In this brief interval of calm, Lydgate, remembering that he had
often been stormy in his hours of perturbation, and mindful of the
pain Rosamond had had to bear, was carefully gentle towards her;
but he, too, had lost some of his old spirit, and he still felt it
necessary to refer to an economical change in their way of living
as a matter of course, trying to reconcile her to it gradually,
and repressing his anger when she answered by wishing that he
would go to live in London. When she did not make this answer,
she listened languidly, and wondered what she had that was worth
living for. The hard and contemptuous words which had fallen from
her husband in his anger had deeply offended that vanity which he
had at first called into active enjoyment; and what she regarded
as his perverse way of looking at things, kept up a secret repulsion,
which made her receive all his tenderness as a poor substitute
for the happiness he had failed to give her.
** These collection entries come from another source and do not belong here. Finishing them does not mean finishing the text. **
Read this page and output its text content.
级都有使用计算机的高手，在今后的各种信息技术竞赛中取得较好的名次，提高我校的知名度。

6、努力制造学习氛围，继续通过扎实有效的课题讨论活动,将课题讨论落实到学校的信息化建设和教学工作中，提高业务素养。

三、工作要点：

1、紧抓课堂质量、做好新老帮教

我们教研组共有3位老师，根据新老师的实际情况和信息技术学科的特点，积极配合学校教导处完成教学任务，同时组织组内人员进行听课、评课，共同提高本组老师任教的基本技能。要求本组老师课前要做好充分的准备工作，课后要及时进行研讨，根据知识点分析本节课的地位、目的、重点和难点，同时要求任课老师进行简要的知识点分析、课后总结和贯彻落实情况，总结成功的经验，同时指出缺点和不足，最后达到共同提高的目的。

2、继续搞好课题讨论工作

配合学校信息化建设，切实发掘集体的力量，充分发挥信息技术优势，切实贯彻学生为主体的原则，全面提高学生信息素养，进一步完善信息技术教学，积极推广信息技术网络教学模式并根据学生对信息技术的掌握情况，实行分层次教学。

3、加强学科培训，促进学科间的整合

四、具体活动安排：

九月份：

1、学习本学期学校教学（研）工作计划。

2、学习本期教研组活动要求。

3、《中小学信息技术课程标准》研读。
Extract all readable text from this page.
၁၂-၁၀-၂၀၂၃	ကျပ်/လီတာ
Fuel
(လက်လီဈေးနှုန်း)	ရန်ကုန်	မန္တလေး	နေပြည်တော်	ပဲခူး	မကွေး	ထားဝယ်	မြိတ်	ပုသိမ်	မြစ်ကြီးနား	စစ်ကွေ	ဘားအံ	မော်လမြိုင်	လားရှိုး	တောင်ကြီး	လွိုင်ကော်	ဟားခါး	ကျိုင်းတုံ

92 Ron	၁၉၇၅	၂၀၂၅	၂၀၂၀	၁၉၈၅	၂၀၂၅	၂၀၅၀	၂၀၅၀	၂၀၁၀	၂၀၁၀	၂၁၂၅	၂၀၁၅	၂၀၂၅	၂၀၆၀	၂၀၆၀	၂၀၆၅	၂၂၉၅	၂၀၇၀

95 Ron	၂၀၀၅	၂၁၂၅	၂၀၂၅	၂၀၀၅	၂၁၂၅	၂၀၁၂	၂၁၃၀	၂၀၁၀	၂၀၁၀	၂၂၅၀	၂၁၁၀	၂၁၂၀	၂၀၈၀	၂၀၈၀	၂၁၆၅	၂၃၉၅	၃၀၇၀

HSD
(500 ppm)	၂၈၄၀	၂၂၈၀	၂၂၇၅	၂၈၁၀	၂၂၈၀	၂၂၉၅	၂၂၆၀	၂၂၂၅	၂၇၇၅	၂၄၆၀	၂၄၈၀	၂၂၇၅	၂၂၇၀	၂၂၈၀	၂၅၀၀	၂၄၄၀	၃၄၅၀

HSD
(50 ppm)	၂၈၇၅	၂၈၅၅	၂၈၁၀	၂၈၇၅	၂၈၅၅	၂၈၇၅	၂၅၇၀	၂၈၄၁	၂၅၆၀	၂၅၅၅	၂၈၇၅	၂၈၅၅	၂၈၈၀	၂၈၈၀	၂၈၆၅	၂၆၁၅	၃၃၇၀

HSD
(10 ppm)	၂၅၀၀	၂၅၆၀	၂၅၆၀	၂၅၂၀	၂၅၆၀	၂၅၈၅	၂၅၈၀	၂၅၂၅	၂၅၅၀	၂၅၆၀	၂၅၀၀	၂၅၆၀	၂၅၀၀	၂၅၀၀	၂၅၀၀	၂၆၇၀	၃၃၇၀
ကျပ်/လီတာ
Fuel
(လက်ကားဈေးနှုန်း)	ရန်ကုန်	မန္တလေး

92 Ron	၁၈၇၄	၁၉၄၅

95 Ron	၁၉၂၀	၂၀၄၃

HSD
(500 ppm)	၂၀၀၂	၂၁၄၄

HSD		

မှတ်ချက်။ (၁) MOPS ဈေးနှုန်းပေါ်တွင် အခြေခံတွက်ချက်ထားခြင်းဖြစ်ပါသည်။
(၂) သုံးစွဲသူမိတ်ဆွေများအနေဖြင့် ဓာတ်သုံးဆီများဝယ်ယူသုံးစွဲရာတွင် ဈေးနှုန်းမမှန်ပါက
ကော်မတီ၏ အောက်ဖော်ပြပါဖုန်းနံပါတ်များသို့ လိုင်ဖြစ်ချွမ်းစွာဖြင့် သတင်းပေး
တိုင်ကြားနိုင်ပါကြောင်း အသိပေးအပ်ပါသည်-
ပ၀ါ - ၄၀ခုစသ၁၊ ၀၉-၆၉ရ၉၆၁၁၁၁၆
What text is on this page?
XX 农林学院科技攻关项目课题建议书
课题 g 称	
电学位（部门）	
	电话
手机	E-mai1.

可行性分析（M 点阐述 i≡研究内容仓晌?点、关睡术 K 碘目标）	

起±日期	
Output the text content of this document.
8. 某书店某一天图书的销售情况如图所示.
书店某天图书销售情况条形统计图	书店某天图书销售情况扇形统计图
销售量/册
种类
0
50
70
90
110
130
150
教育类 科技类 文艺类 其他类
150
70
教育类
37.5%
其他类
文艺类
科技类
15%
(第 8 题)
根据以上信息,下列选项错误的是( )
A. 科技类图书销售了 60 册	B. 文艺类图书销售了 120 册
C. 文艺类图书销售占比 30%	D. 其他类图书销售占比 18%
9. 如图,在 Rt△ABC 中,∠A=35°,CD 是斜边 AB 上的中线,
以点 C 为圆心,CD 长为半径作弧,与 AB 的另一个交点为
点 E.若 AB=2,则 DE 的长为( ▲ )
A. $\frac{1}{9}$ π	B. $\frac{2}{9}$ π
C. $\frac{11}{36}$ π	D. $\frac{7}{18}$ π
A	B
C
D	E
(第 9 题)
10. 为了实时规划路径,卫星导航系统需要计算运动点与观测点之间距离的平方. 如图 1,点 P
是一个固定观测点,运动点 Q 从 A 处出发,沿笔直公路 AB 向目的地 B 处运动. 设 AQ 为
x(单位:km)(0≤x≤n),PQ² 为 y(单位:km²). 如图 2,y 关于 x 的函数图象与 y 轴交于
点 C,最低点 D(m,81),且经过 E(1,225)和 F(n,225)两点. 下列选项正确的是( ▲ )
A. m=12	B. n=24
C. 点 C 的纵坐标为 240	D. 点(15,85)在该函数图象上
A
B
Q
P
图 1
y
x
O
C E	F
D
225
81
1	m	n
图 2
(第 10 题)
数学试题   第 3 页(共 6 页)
They were at a
disadvantage with their neighbors, and there was no longer any
outlook towards Quallingham--there was no outlook anywhere except
in an occasional letter from Will Ladislaw. She had felt stung and
disappointed by Will's resolution to quit Middlemarch, for in spite
of what she knew and guessed about his admiration for Dorothea,
she secretly cherished the belief that he had, or would necessarily
come to have, much more admiration for herself; Rosamond being one
of those women who live much in the idea that each man they meet
would have preferred them if the preference had not been hopeless.